Initialize a DescriberAdapter instance.

Parameters:

  • config: dict, required
    • Configuration parameters dictionary
    • Must include source key (data source)
    • Optional method key: default, describe, compare
    • Optional mode key: automatically determined by source count

run(input: dict)

Execute data description or comparison, including automatic data type alignment.

Parameters:

  • input: dict, required
    • Input parameters dictionary
    • Contains data dictionary (datasets)
    • Optional metadata for data type alignment

Returns: No direct return value.
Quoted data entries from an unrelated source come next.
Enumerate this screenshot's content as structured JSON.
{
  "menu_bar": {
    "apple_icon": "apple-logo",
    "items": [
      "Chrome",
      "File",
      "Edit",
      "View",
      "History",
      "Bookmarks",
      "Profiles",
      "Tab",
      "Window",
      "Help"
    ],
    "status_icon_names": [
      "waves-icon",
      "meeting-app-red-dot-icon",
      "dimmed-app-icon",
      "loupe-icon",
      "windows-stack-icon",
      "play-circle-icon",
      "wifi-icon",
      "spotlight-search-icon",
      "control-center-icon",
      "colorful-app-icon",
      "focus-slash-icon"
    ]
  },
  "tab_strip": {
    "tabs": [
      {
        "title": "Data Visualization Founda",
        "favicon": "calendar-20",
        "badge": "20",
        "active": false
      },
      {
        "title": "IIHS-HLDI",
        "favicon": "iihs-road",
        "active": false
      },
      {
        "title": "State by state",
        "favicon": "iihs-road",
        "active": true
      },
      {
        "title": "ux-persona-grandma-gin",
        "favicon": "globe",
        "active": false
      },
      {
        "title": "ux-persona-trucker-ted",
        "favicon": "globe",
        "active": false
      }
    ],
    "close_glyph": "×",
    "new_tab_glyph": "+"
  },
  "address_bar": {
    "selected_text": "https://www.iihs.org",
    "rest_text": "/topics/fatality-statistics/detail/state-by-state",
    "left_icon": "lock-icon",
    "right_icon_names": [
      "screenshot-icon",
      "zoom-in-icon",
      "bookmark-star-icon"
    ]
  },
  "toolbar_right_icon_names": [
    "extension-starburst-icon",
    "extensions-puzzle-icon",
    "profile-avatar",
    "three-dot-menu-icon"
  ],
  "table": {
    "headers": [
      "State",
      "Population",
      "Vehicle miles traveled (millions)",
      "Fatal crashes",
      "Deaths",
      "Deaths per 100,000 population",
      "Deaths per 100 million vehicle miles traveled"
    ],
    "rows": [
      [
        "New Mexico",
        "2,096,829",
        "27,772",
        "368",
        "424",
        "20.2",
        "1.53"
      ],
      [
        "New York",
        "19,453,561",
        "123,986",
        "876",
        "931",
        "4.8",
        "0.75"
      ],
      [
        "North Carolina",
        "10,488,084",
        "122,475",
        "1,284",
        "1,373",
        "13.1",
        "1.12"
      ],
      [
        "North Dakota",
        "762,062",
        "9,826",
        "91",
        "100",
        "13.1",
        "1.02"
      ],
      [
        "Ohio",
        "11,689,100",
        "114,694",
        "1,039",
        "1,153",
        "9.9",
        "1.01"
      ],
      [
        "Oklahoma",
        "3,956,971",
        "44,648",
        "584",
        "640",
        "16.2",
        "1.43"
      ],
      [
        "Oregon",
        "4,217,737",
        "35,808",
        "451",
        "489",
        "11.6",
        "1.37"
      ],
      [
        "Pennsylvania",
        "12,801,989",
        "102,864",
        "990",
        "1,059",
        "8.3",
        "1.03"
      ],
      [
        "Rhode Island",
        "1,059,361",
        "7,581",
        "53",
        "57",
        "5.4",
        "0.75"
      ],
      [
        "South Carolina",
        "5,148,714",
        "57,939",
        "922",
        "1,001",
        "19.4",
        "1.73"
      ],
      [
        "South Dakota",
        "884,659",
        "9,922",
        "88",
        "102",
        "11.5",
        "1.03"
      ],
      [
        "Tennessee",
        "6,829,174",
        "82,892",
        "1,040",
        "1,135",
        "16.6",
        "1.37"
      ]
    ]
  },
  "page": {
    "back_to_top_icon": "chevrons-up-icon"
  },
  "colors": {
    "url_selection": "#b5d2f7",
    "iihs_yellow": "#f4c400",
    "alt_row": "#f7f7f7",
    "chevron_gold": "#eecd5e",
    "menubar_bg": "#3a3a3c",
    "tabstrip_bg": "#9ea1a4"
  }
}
Use get_result() to retrieve results.

set_input(status)

Set input data for the describer.

Parameters:

  • status: Status, required
    • System status object
    • Extracts data based on source configuration

Returns:

  • dict: Dictionary containing data required for description

get_result()

Retrieve description results.

Returns:

  • dict[str, pd.DataFrame]: Dictionary of description results

Usage Examples

Single Dataset Description

from petsard.adapter import DescriberAdapter

# Describe single dataset
adapter = DescriberAdapter({
    "source": "Loader",  # or ["Loader"]
    "method": "describe",
    "describe_method": ["mean", "median", "std", "corr"]
})

# Execute description
adapter.run({})

# Get results
results = adapter.get_result()

Dataset Comparison

# Compare two datasets
adapter = DescriberAdapter({
    "source": {
        "base": "Splitter.train",
        "target": "Synthesizer"
    },
    "method": "compare",
    "stats_method": ["mean", "std", "jsdivergence"],
    "compare_method": "pct_change"
})

# Execute comparison
adapter.run({})

# Get results
comparison_results = adapter.get_result()

Workflow

  1. Source Parsing: Parse source parameter to determine data sources
  2. Mode Determination:
    • 1 source: describe mode
    • 2 sources: compare mode
  3. Data Collection: Collect specified data from Status
  4. Schema Retrieval: Attempt to get metadata for data alignment
  5. Data Type Alignment (when Schema is available)
  6. Execute Description or Comparison

Source Parameter Format

Describe Mode (Single Data Source)

# String format
source: "Loader"

# List format
source: ["Synthesizer"]

Compare Mode (Two Data Sources)

# Dictionary format (recommended)
source:
  base: "Splitter.train"
  target: "Synthesizer"

# Backward compatibility format
source:
  ori: "Splitter.train"
  syn: "Synthesizer"

Data Source Syntax

  • Simple format: "ModuleName" - Takes first available data from module
  • Precise format: "ModuleName.key" - Takes specific keyed data from module
    • Examples: "Splitter.train", "Splitter.validation"

Notes

  • This is an internal API, direct usage is not recommended
  • Use YAML configuration files and Executor instead
  • Compare mode reuses DescriberDescribe’s statistical functionality
  • Parameter naming recommends using base/target instead of legacy ori/syn
  • Results are cached until next run() call